Institutional investors are taking a cue from individual investors: They're clipping coupons.
A month ago, the yield on the most-active two-year Treasury note swelled to 1.98 percentage points over the federal funds target, the widest level since 1995. That's allowing investors to pocket the difference between the rate at which they borrow to pay for the securities and the fixed payment they receive from them.
The current gap, at 1.50 percentage points, still means almost US$4,200 can be made in a day in interest on a US$100 million investment.
"This could end up being a very profitable option this year," said William Kirby, co-head of government bond trading at Prudential Securities Inc.
Two-year yields at 3.2 percent and higher are "cheap with [the Fed target] at 1.75 percent.
With price appreciation in Treasuries doubtful in coming months, investors and traders are using the interest-rate cushion to boost their profit.
"Hedge fund managers and others are putting this into the equation when buying two-year notes," said John Spinello, a bond strategist at Merrill Lynch & Co. "Financing is part of it. As long as [Fed] rates don't skyrocket, you can generate a lot of income."
Merrill has been buying and holding two-year debt, he said.
The risk to holders of two-year notes is that Fed rate increases will likely depress the price of the security as well as raise the cost of financing. Some investors say the trade makes sense only if you think the Fed won't raise rates for the rest of this year.
"You can make money, but it's about 50-50 odds and with those odds, I don't play," said Michael Cheah, who manages US$1.5 billion in government securities for SunAmerica Asset Management.
"Who knows what the Fed will do? It's a crapshoot."
The yield on the August federal funds futures contract, a gauge of expectations for the target's average that month, fell 1 basis point today to 1.85 percent. That indicates traders see about a 66 percent chance for a quarter-point rate rise at the Aug. 13 Fed meeting, down from a 100 percent probability a little over a week ago.
"The Fed may wait until September" to raise rates and might increase the target by a half-point, said John Nyhoff, chief economist at Tokyo-Mitsubishi Futures, Inc. in Chicago.

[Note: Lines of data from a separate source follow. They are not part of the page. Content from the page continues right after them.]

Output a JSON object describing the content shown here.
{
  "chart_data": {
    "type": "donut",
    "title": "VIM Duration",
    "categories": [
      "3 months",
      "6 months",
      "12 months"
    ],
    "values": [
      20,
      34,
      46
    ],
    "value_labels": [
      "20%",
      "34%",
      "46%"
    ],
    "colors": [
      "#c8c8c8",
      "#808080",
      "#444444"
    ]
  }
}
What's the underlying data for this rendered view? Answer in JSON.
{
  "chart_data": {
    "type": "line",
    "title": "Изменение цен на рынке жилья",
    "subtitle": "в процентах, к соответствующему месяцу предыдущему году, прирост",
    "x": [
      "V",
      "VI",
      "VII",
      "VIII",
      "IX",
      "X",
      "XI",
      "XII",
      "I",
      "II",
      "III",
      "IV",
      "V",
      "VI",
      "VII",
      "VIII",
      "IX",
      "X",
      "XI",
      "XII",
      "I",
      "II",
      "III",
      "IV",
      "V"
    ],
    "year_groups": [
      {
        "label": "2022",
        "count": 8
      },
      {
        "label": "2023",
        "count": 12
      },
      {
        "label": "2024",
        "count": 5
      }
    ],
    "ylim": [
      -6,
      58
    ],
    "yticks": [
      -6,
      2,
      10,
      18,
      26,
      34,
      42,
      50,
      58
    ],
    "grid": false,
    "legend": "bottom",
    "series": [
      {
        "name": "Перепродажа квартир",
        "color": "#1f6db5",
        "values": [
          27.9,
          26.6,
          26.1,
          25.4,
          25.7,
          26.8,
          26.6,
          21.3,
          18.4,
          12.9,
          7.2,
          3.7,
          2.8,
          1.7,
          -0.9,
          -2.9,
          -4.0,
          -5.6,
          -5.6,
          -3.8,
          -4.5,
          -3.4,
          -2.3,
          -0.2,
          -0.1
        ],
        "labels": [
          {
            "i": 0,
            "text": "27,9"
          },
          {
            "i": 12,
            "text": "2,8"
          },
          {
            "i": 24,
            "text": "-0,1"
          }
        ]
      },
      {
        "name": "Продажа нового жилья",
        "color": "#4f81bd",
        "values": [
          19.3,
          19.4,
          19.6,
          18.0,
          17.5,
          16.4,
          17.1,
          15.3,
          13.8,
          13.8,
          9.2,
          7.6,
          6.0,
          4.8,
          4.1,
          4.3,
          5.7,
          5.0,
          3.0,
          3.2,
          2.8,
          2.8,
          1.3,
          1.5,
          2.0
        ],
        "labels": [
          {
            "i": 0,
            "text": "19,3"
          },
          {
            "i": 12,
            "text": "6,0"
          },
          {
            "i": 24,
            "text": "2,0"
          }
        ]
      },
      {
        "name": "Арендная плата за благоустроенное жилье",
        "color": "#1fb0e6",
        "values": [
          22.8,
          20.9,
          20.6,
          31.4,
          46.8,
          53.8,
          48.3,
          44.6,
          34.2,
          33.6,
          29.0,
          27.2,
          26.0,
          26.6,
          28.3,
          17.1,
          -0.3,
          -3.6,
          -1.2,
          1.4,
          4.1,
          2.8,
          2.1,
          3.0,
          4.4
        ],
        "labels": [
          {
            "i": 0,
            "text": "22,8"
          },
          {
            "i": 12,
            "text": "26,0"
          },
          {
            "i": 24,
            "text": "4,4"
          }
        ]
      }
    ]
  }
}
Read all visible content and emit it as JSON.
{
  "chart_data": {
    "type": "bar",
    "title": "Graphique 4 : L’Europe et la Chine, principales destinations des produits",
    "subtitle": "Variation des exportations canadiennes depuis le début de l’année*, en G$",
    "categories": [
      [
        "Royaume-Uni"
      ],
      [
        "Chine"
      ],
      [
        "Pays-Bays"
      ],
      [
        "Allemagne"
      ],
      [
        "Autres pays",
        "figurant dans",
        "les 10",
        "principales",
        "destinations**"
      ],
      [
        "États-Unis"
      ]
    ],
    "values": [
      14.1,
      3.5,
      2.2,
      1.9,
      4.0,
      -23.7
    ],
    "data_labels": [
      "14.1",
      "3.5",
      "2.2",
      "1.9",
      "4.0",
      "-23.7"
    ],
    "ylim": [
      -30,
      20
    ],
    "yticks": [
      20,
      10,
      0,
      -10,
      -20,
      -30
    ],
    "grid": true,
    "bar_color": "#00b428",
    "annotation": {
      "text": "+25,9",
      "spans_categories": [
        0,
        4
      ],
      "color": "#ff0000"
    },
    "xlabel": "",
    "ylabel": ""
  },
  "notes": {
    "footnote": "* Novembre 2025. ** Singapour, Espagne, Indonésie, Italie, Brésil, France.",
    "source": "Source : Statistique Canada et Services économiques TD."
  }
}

The Fed cut the target 11 times last year by 4.75 percentage points to a 40-year low to help the economy climb out of recession. It hasn't boosted rates since May 2000.
Two-year yields have fallen more than 35 basis points in the past month as a rise in the unemployment rate, a drop in consumer confidence and weak stocks added to evidence an economic recovery remains fragile.
The benchmark Standard & Poor's 500 Index has lost 7.2 percent this year.
"Anyone who did the [two-year note-fed funds] trade a month ago would have done well.
There's less of a cushion now," said SunAmerica's Cheah.
Prudential's Kirby, who said the 5.8 percent annual pace of growth in the first quarter showed signs of strength that will be hard to sustain, giving Fed Chairman Alan Greenspan more time before raising rates.
Analysts in this month's Blue Chip Economic Indicators survey lowered forecasts for US growth, saying the economy's expansion will slow to an annual 3.1 percent rate in the second quarter.
"I've been buying twos of late, and more people have been moving in that direction on expectations the Fed will wait longer," Kirby said.